Dans le Gard, l’année 1936 a aussi été marquée par des changements politiques importants et par des grèves. La vie politique était en effet jusqu’alors caractérisée par une nette domination de la SFIO. Aux élections de mai 1936, les rapports de force évoluent et ce sont les communistes, dont l’influence était limitée antérieurement à la région alésienne, qui progressent le plus. Pour la première fois, le Gard compte en effet deux députés communistes : Fernand Valat et Auguste Béchard.

“Une atmosphère de fièvre”

C’est surtout la région de Nîmes et le sud du département qui sont ensuite touchés par les grèves. En effet, les compagnies minières et métallurgiques des bassins miniers autour d’Alès ont préféré, très vite, négocier avec les syndicats et accordent des augmentations et des avantages substantiels.

A Nîmes, les divers mouvements de grève atteignent leur paroxysme lors de la journée du 1er juillet : plus de 55 entreprises sont touchées. Des réunions se tiennent sans interruption à la bourse du travail, à partir de huit heures du matin : la première par les ouvriers et ouvrières en chaussures, la deuxième par toutes les corporations du bâtiment et la troisième par les transports. Dans l’après-midi, c’est au tour des employés de commerce et de l’alimentation, puis des garçons de café. Selon les rapports de police, “la situation paraît confuse et il est difficile de faire des pronostics.

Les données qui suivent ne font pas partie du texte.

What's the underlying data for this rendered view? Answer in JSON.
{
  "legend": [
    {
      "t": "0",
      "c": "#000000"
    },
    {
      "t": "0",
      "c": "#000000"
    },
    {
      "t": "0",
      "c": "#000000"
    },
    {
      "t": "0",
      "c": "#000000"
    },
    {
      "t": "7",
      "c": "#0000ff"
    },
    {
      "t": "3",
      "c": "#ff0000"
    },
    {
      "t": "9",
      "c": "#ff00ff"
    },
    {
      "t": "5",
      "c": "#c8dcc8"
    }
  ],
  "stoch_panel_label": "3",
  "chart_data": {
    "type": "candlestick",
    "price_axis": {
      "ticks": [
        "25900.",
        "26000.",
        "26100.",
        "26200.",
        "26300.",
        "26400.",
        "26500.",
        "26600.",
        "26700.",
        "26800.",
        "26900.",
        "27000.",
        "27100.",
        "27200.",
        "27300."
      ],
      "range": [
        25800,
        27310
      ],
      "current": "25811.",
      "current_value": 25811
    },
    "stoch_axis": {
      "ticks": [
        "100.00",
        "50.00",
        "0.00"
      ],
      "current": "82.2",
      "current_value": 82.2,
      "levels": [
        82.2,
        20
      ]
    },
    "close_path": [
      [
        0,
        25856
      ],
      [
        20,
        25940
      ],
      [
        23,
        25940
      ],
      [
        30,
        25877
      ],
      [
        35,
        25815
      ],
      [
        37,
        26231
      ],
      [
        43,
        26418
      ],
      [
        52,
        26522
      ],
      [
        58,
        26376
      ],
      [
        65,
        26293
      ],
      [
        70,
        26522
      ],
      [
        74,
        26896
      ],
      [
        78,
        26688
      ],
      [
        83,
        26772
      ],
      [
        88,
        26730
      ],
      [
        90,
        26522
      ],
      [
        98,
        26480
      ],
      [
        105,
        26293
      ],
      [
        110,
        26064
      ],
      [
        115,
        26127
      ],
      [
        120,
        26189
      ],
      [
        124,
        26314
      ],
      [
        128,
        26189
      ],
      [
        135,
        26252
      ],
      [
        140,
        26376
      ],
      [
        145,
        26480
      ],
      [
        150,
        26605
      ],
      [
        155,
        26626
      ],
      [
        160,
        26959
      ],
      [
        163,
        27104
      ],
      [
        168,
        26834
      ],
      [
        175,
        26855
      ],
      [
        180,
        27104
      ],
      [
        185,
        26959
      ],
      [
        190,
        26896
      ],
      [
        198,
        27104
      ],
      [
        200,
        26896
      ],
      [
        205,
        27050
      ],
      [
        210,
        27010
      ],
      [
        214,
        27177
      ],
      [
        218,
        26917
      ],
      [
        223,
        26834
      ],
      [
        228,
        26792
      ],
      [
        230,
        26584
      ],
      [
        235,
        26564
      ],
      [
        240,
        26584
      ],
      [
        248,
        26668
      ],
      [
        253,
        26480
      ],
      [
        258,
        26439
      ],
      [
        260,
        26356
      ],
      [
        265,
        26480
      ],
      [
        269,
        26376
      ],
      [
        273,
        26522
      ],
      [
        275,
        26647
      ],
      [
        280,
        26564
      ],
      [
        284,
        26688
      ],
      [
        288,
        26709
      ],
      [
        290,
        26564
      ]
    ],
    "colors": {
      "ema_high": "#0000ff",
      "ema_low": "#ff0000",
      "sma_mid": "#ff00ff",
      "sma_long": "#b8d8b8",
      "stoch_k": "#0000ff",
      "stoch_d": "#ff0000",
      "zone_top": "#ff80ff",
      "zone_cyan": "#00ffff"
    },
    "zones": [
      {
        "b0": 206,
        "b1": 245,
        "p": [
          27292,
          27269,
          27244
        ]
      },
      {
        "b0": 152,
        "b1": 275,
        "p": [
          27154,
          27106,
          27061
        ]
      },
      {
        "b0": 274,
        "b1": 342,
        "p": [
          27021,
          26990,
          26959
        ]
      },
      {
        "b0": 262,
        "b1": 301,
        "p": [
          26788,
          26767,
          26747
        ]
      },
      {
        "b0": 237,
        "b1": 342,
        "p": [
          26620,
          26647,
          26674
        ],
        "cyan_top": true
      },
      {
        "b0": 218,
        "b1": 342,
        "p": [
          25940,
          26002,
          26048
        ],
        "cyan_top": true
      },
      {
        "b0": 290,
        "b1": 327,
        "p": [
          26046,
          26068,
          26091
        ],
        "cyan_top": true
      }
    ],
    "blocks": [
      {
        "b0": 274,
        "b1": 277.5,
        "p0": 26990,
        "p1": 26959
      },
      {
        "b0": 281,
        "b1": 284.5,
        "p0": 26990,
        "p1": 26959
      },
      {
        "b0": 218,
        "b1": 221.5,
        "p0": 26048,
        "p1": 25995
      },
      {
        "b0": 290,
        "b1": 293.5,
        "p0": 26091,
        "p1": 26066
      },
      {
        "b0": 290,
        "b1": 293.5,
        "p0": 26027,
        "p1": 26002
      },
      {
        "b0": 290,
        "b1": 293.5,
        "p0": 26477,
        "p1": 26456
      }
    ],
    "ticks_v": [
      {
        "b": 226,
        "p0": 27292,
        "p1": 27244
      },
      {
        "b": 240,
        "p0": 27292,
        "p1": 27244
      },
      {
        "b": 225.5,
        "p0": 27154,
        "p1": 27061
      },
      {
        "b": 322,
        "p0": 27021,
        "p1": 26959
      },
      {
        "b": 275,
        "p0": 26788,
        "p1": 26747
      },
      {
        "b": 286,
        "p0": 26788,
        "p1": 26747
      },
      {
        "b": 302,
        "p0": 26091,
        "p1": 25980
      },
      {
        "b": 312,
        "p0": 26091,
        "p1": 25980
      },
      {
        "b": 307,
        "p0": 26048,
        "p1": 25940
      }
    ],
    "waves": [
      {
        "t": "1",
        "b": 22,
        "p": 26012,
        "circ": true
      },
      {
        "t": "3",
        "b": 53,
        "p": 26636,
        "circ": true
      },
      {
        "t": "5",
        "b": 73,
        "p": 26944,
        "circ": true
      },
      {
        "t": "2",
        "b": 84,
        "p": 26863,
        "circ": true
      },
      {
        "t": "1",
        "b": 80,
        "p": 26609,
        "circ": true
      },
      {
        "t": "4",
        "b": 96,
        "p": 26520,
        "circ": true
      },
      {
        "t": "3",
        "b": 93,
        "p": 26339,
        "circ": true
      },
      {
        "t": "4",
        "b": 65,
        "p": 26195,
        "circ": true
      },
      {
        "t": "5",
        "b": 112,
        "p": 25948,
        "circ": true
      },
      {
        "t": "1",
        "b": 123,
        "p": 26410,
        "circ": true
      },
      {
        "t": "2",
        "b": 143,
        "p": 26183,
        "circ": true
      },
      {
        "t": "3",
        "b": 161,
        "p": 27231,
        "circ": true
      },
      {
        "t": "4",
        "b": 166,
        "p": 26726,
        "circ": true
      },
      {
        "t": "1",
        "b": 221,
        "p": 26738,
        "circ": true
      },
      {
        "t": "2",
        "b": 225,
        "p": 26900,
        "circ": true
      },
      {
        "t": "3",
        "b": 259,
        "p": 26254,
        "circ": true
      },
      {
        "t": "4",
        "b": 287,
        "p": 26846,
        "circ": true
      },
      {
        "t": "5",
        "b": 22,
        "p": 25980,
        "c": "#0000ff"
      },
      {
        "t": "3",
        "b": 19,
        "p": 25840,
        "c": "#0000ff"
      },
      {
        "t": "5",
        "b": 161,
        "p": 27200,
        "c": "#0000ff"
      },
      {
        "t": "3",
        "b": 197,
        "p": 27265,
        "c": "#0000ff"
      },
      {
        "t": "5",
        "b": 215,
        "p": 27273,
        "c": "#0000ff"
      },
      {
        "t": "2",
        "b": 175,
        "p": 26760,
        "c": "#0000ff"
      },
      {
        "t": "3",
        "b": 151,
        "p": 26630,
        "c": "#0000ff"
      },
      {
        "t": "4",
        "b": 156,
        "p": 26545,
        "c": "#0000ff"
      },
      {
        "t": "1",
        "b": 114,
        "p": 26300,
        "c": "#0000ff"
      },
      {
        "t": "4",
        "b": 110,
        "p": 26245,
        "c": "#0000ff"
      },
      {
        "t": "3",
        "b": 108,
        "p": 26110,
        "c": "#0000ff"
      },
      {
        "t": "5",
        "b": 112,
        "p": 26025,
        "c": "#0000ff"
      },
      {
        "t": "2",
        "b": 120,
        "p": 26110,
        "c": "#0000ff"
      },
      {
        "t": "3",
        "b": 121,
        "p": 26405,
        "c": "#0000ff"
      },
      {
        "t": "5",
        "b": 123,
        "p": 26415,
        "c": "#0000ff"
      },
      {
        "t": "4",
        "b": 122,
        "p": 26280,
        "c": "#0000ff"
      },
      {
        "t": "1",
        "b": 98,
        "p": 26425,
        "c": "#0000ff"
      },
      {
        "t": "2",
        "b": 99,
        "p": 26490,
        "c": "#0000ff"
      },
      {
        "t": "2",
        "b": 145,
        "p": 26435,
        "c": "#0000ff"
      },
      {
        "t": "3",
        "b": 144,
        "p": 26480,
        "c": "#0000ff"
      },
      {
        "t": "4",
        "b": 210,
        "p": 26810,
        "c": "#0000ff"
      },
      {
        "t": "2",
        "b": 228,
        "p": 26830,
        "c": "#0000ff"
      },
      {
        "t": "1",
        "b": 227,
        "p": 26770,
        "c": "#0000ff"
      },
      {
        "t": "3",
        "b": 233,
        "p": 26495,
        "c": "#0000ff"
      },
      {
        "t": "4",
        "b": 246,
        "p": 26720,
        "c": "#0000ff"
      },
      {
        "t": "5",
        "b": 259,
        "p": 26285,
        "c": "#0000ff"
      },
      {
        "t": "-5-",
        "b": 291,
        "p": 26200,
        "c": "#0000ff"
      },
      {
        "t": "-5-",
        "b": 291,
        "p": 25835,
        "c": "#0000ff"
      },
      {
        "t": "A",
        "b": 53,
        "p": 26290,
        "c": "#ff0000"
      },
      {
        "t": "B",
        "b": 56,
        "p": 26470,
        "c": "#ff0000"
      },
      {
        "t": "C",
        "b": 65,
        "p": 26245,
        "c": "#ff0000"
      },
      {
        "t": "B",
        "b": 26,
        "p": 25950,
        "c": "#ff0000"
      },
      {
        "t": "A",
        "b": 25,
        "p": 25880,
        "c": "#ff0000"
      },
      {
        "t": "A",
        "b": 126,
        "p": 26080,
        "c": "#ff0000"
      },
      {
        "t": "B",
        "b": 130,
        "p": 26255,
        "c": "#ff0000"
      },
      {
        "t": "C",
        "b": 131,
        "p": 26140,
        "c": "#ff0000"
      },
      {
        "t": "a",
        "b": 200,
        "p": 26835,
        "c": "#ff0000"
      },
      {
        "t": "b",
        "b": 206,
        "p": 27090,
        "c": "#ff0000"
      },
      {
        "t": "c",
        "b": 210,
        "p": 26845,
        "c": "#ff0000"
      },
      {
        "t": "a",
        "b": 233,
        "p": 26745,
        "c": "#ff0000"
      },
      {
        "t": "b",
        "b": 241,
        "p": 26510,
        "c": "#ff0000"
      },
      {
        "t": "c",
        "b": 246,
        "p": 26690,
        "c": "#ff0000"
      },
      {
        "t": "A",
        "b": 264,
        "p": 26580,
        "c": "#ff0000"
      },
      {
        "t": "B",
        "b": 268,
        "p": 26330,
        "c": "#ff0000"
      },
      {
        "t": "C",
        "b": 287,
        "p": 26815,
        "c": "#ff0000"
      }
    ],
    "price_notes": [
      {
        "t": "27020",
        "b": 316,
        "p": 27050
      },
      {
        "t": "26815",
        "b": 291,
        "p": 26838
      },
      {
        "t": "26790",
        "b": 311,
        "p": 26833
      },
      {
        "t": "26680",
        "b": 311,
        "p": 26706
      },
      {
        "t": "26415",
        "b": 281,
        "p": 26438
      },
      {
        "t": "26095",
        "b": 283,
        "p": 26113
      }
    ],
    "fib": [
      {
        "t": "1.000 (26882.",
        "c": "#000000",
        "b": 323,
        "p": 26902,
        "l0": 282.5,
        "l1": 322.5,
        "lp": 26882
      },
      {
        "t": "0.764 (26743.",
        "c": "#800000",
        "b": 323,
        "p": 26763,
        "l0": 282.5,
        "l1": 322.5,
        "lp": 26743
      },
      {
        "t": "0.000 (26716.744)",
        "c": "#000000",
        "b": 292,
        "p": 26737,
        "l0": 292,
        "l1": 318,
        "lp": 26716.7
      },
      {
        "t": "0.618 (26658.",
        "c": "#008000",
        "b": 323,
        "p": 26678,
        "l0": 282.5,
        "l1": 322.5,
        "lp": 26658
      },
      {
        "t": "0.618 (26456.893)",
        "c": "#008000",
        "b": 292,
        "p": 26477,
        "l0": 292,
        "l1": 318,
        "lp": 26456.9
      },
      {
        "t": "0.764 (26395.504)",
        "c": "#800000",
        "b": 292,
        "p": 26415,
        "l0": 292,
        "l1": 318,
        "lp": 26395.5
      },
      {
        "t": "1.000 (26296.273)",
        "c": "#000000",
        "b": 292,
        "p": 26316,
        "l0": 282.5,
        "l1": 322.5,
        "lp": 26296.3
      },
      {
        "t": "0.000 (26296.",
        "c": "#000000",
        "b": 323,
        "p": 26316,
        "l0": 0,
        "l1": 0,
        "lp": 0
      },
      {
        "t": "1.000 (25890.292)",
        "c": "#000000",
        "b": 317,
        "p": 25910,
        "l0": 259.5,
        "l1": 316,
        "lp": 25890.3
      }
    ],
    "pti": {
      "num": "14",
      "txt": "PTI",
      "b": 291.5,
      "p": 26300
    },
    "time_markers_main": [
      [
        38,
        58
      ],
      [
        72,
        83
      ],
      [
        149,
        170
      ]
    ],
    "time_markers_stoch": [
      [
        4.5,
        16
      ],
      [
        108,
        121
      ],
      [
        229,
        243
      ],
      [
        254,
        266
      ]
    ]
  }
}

La ville vit dans une atmosphère de fièvre et dans tous les corps de métiers, la nervosité empêche toute discussion raisonnable et tout arbitrage.”

Des accords signés

Des accords sont finalement négociés au cas par cas, sur les bases du contenu des accords de Matignon, avec souvent l’implication des élus ou des représentants du Préfet.

Ainsi, à Beaucaire, les ouvriers de la Brasserie de la Meuse, après occupation des locaux, obtiennent les conditions suivantes : pour les femmes, 20 francs par jour et un litre de bière, pour les manœuvres 35 francs par jour et cinq litres de bière, pour les chauffeurs de camion, 40 francs par jour et cinq litres de bière.

Les ouvriers agricoles de la région se sont aussi mobilisés comme les soixante ouvriers agricoles du Mas Grand Cabanne à Fourques, qui ont obtenu notamment un salaire de 28 francs par jour et trois litres de vin (15 francs et un litre de vin pour les femmes), tandis que les propriétaires doivent veiller à leur "bien-être" (respect des heures de repos, mesures de protection pour les travaux malsains, nourriture abondante et comportant au moins un plat de viande par jour, fromage, fruits, pain et vin de bonne qualité).

La fin de l’année dans le Gard sera ensuite plus paisible, bien que marquée par les incidences de la guerre d’Espagne, avec l’arrivée à Nîmes des premiers réfugiés espagnols, d’Irun ou de Saint-Sébastien.